I have added to this account of them a list of such of their manufactures as I have seen or could learn of, and in most instances I have given the Igorrote name. The Igorrotes have several dialects, so that the names of the various articles may vary according to the locality. Herewith a list of the dialects and the places where each is spoken, taken from Spanish official sources.
| Dialect. | Locality. |
| Benguetano. | The greater part of Benguet. |
| Igorrote. | Lepanto. |
| Igorrote del Abra. | Five villages of Bontoc. |
| Igorrote de la Gran Cordillera. | By the reduced Igorrotes and the independent tribes of the Caraballo. |
| Igorrote Suflin. | In fifteen villages of that Cordillera. |
Many of the Principales or head-men and others under Spanish influence speak and write Ilocano, which they find necessary for their trade with that people. More than twenty years ago there were seven schools in Lepanto regularly attended by five hundred and sixty-two children, of whom one hundred and ten could then read and write Spanish. No doubt by this time these schools have considerably increased.

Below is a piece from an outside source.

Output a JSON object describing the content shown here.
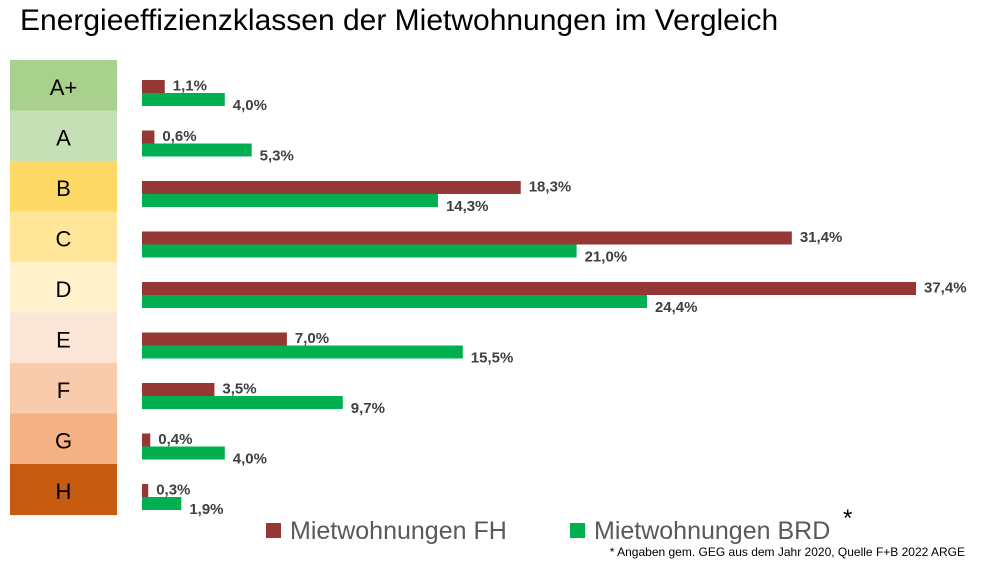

I am much impressed by the great industry of these people and with the great skill they show in everything they undertake. It is therefore disappointing to read in Foreman’s book ‘The Philippine Islands,’ p. 213: “Like all the races of the Philippines, they are indolent to the greatest degree.” Foreman goes on to say, Polygamy seems to be permitted, murders are common, their huts are built bee-hive fashion, they keep a Dr. and Cr. account of heads with the Negritos. All this is probably in consequence of accepting idle stories as facts, and is nothing less than a libel on the Igorrotes. A people who believe in a Supreme Being, Creator of heaven and earth, in the immortality of the soul, in an upper and lower heaven, in punishment after death, if it has been evaded in life, who are strict monogamists, and who have a high belief in the sacredness of the marriage tie; a people who guard the chastity of their daughters as carefully as the British or the Americans; a people physically strong, brave, skilful, and industrious, have nothing in common with the wretches Foreman described under their name. These people live in the fairest and healthiest parts of Luzon, no fevers lurk amongst those pine-clad mountains, no sultry heats sap the vital powers. What an opportunity for a grand missionary enterprise! What a noble material to work on, every condition seems favourable. The very fact of their rejection of the form of Christianity presented to them, and their distrust of the Spaniards, may influence them in favour of some simpler doctrine. I shall feel well repaid for my labour in describing these people, if the truthful picture I have attempted to present of them should interest those who have the means and the will to inaugurate a new era, to help them along the Path. A perusal of what the old chroniclers say about them convinces me that they have done much themselves to improve their moral condition, and that many detestable customs, at all events attributed to them, have long since been relegated to oblivion.
I now give a list of the Missions in the Igorrote and Tinguian territory that existed in 1892.
Missions in Tinguian and Igorrote Territory.
1892.
| Province. | Town. | Population. | Missionaries. |
| Rev. Father— | |||
| Abra | Pidigan. | 2,418 | P. Ornia. |
| Bucay. | 3,688 | J. Lopez. | |
| La Paz y San Gregorio. | 2,802 | P. Fernandez. | |
| Villavieja. | 1,912 | M. Fonturbel. | |
| Bangued. | 8,702 | A. Perez. | |
| Tayum. | 3,064 | L. Vega. | |
| Dolores. | 2,522 | F. Franco. | |
| Lepanto | Cervantes y Cayan. | 2,200 | A. Oyanguren. |
| Benguet | La Trinidad y Galiano. | 849 | J. Garcia. |
| R. Rivera. | |||
| 28,157 |
All the inhabitants of these towns and villages are Christians, and either they or their ancestors were baptised by missionaries of the Augustinian order.